Protocol comparison: repeated measures ANOVA and mixed linear models

#1
Hello!
This is my first experience with repeated measures ANOVA and mixed linear models. Since I did not found an example that uses a design similar to my experiment, I hope I can get some help. I collected 3 soil samples (SAMPLE_ID) in 4 areas (SITE), totaling 12 samples. My objective is to show the effect of a modified protocol (TREATMENT) for soil samples, considering the variability between the different areas. Thus, each sample from each area was submitted to the original protocol and to the modified protocol. I have been thinking of using the TREATMENT as a fixed factor and the SITE as random because although I have chosen my sites to cover various types of soils, I do not have as much interest in the sites themselves. However, I do not know how to write the model considering my repeated measures (SAMPLE_ID). I would appreciate any advice. If there is anything that I should clarify, please let me know! Thanks!
 

hlsmith

Omega Contributor
#7
I was imagining an agriculture (farming) context here. I think you just need to explain the background in more detail. So you take soil samples from these area then do something with them else where, like in a lab?
 
#8
I was imagining an agriculture (farming) context here. I think you just need to explain the background in more detail. So you take soil samples from these area then do something with them else where, like in a lab?
Yes, in a lab. I am a molecular biologist and I have been working with tropical soil samples that are very hard to extract nucleic acids. So, I applied two protocols for DNA extraction using each sample: the most used protocol for soil samples and a modified protocol that I developed.

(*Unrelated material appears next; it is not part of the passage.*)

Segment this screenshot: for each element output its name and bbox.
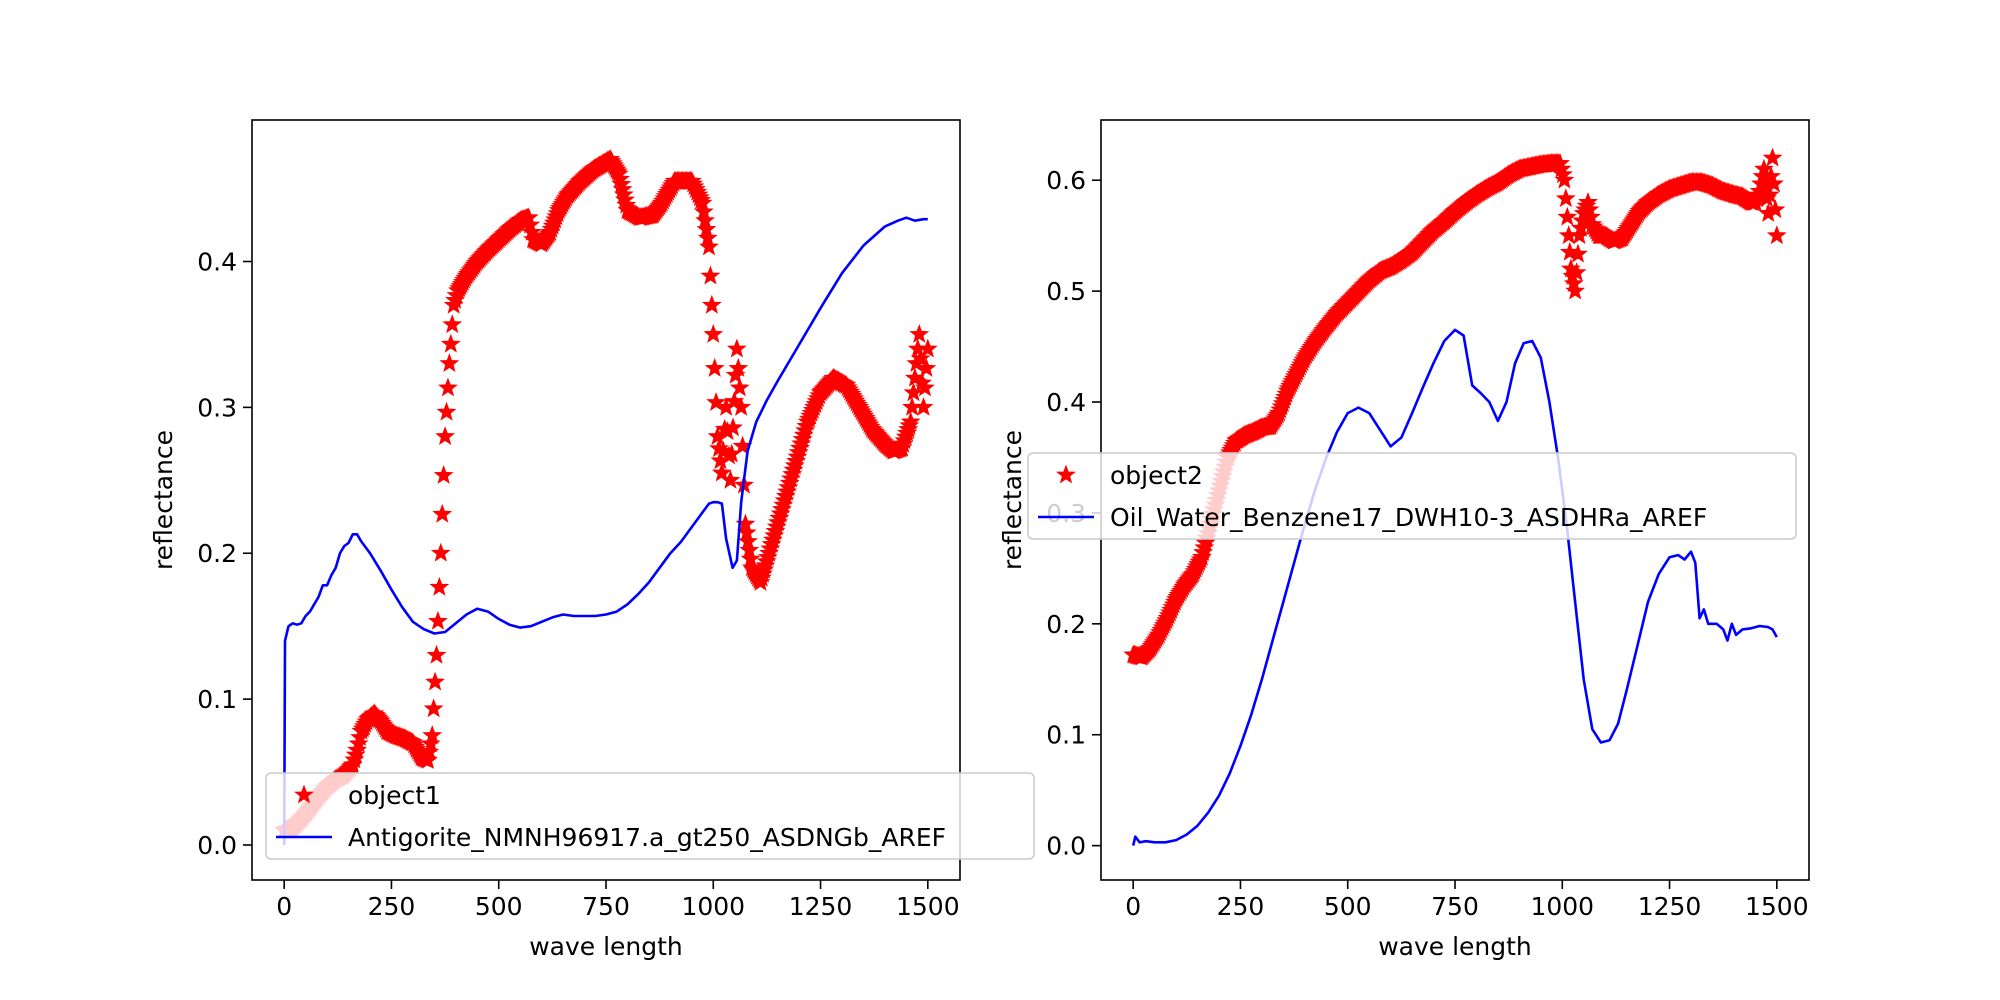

That's the reason I decided to use soils from four sites, because I wanted to make sure my protocol is capable of improving the DNA quantity and quality for most soil types. Thank you for your help @hlsmith. I really appreciate.
 

hlsmith

Omega Contributor
#9
Yeah, the number of samples and groups is small but if the effects were large enough you may still have some power. mixed (multilevel model [MLM]) are usually preferred over repeats these days (e.g., they are not effected by missing data). You could run the model controlling for soil groups and as you thought, have treatment as a fixed effects. So it would be similar to non-MLM model but you are controlling for samples being clustered (grouped) within soil location, so using MLM controls for this additional source of variability.

Sorry for confusion earlier, everything about your descript reminded my of an agriculture plot context. That and Sir Ronald Fisher created many of these related approaches based on land plot examples.
 
#10
Yeah, the number of samples and groups is small but if the effects were large enough you may still have some power. mixed (multilevel model [MLM]) are usually preferred over repeats these days (e.g., they are not effected by missing data). You could run the model controlling for soil groups and as you thought, have treatment as a fixed effects. So it would be similar to non-MLM model but you are controlling for samples being clustered (grouped) within soil location, so using MLM controls for this additional source of variability.

Sorry for confusion earlier, everything about your descript reminded my of an agriculture plot context. That and Sir Ronald Fisher created many of these related approaches based on land plot examples.
Thanks for the reply @hlsmith! It was very useful. I started with two different models (below), but I'm still struggling to understand how to treat site as a random effect and cluster the samples within the site. I have read several tutorials, but the difference of certain signals (like |, / and : ) using lmer is still unclear to me in this case. Please, can you give me an example of how the model you described could be done?

aov(dna_concentration ~ treatment * site + Error(sample_id), data = dna)
lmer(dna_concentration ~ treatment * site + (1| sample_id), data = dna)
 

hlsmith

Omega Contributor
#11
are you trying to do a factorization with the use of "*" in the models, also if so, does that still leave the base terms in the model?

So is it equivalent to: dna ~ Treatment + site + treatment*site?

P.S., Yes the Imer coding is confusing, I have only used it a couple of times.